PRESS RELEASE: 04.01.10 Baseball season opener: athletes and ethicists look at fairness in sport

Gene doping, new technologies, sex testing among topics in special issue
(Garrison,NY) Just in time for baseball’s opening day, a series of articles in the Hastings Center Report asks what constitutes fairness in elite sports and what it takes to stop cheating. New issues, including the prospect of gene doping and questions about which athletes are really “female,” are explored.

• “Making Sense of Fairness in Sport.” In the lead essay Thomas H. Murray, president of The Hastings Center and coeditor of a new book, Performance-Enhancing Technologies in Sports, acknowledges the difficulty of drawing a line between accepted performance enhancing technologies, like ice-filled vests that runners can wear before a long race to cool their core temperature, and banned drugs like steroids. Would it be fair, as some critics of drug testing propose, to simply lift the ban on performance-enhancing drugs that are not deemed harmful? Murray says no because “athletes would confront a terrible choice: refrain from drugs and give up an edge that will often be decisive, or join in an ever-rising spiral of drug use.”

Murray discusses drawing a line on sports enhancement(2:29)

• “Scenes from the Front Lines.” Two former athletes offer an insider’s view of sport doping.

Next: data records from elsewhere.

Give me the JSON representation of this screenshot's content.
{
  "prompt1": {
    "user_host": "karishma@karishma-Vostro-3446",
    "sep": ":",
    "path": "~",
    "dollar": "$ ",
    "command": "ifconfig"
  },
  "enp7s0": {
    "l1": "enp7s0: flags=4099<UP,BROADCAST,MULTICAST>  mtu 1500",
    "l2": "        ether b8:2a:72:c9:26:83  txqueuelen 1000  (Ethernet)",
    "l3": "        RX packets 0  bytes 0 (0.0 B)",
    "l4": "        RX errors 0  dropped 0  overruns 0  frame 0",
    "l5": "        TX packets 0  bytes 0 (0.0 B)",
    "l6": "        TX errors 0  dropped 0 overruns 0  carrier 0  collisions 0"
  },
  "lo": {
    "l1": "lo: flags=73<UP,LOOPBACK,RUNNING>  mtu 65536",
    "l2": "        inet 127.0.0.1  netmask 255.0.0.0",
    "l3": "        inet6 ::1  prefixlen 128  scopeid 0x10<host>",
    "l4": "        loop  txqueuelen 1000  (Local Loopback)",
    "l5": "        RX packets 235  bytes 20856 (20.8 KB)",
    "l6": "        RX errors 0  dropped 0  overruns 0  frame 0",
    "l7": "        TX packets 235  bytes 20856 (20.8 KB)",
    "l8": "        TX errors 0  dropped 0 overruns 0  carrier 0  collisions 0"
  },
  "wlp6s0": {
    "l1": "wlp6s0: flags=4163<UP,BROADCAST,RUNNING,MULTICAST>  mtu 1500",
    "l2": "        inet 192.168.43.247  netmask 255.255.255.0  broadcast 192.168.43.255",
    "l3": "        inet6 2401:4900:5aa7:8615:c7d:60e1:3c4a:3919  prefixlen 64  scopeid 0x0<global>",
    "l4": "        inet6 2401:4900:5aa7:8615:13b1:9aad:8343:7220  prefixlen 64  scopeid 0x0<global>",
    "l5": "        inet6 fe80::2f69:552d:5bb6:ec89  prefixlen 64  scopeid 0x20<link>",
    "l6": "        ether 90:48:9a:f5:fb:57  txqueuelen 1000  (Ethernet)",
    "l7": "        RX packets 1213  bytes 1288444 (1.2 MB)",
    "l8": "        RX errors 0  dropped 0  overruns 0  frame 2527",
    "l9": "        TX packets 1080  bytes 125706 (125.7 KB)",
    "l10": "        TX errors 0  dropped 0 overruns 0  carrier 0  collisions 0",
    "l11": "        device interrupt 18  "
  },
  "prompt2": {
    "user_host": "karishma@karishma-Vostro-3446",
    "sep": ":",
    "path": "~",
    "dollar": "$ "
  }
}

Jan and Terry Todd, champion powerlifters who are now scholars at the University of Texas at Austin, discuss the pressures on these athletes to use steroids and the challenges of running a drug-free powerlifting association in a sport that has been “overtaken, dominated, and shattered by strength-building substances.”

• “How Close Are We to Gene Doping?” Attempts at gene doping are inevitable in the near future, concludes Theodore Friedmann, director of the program in human gene therapy at the University of California, San Diego. However, Friedmann predicts dire consequences from gene doping because genetic manipulation is highly complicated and can have serious side effects. “The perpetrators will almost certainly fail,” Friedmann writes. “In the course of their premature misadventures, they are far more likely to do harm than to provide athletic advantage.”

• “Sex Typing for Sport.” Under what circumstances should sex testing be done on athletes? What determines whether someone is female – if she was raised a girl, or if she has certain biological traits? The International Olympic Committee and the International Association of Athletic Federations tried to answer these questions in the wake of the controversy last summer around the sex testing of Caster Semenya, the South African runner whose female sex was questioned. But the answers have scientific shortcomings because they don’t take into account the range of medical conditions that can affect sexual development and testosterone levels, writes Alice Dreger, professor of medical humanities and bioethics at Northwestern University.

• “The Biological Passport.” Hopes are high among sports federations and antidoping agencies that the biological passport – a new way to identify doping by looking for the lingering biological markers of the use of banned substances rather than the substances themselves – will have two major benefits: it will catch more cheaters and improve the culture of sports by rewarding the athletes who are clean. Susan Gilbert, staff writer for The Hastings Center, explains how the biological passport works, which organizations are using it, and what the skeptics say.